Il suo nome non compare tuttavia nel Rescriptum del concilio di Bergamo del 1218, con il quale la "Società dei fratelli italici" informava il ramo tedesco del fallimento dei colloqui intercorsi con i poveri lionesi per giungere alla composizione dello scisma, e la morte di G. potrebbe ben essere stata occasione per tale tentativo di riconciliazione. Nel documento, però, viene sovente ricordato Valdo, il che permette altresì di ipotizzare la non coincidenza dei "fratelli italici" con tutti i pauperes Lombardi, dei quali essi sarebbero un'altra ala moderata, desiderosa di recuperare l'unione con gli ultramontani. In questo caso l'assenza del nome del piacentino non costituirebbe senz'altro un indizio della sua avvenuta scomparsa, che comunque non può essere esclusa, considerata l'assoluta assenza di notizie sul suo conto registrata nel secondo decennio del Duecento.

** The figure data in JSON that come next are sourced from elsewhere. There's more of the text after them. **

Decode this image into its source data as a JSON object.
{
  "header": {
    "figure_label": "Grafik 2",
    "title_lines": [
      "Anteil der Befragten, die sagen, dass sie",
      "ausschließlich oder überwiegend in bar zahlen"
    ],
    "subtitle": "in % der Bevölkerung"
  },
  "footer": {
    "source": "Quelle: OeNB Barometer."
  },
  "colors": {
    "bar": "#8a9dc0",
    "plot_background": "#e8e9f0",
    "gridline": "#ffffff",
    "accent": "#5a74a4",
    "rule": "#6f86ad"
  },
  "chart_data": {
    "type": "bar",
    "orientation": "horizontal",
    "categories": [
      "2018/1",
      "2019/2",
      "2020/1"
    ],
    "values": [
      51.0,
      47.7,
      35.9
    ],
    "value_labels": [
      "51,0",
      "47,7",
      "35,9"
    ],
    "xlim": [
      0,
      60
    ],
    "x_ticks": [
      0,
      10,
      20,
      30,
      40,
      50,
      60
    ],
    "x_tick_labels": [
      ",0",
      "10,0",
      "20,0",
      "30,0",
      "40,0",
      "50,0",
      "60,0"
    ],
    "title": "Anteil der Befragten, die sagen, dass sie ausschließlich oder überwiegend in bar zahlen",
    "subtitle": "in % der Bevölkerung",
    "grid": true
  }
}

Fonti e Bibl.: T. Kaeppeli, Une Somme contre les hérétiques de saint Pierre Martyr (?), in Archivum fratrum praedicatorum, XVII (1947), pp. 134, 333 s. (edizione del prologo della Summa attribuita a Pietro Martire); A. Dondaine, La hiérarchie cathare en Italie, II, Le "Tractatus de hereticis" d'Anselme d'Alexandrie, ibid., XX (1950), pp. 234-324 (cap. 10.1); Rescriptum, in Quellen zur Geschichte der Waldenser, a cura di A. Patschovsky - K.W. Selge, Gütersloh 1973, pp. 20-43; Ilarino da Milano, Eresie medioevali. Scritti minori, Rimini 1983, pp. 254-268, 339 s., 352 (edizione parziale del Liber supra Stella di S. Burce); Id., L'eresia di Ugo Speroni nella confutazione del maestro Vacario. Testo inedito del secolo XII con studio storico e dottrinale, Città del Vaticano 1945, pp. 42-45, 58, 453 s.; G.G. Merlo, Valdesi e valdismi medievali, Torino 1984, pp. 12-15; A. Pesenti, Dal Comune alla signoria (1187-1316), in Diocesi di Bergamo, a cura di A. Caprioli - A. Rimoldi - L. Vaccaro, Brescia-Gazzada 1988, pp. 94, 119 n.; O. Capitani, Storia dell'Italia medievale, 410-1216, Roma-Bari 1988, p. 460; A. Frugoni, Arnaldo da Brescia nelle fonti del XII secolo, Torino 1989, p. 118; G.G. Merlo, Eretici ed eresie medievali, Bologna 1989, pp. 75 s.; Id., "Heresis Lumbardorum" e "filii Arnaldi": note su arnaldismo e arnaldisti, in Nuova Rivista storica, LXXVIII (1994), pp. 87-102.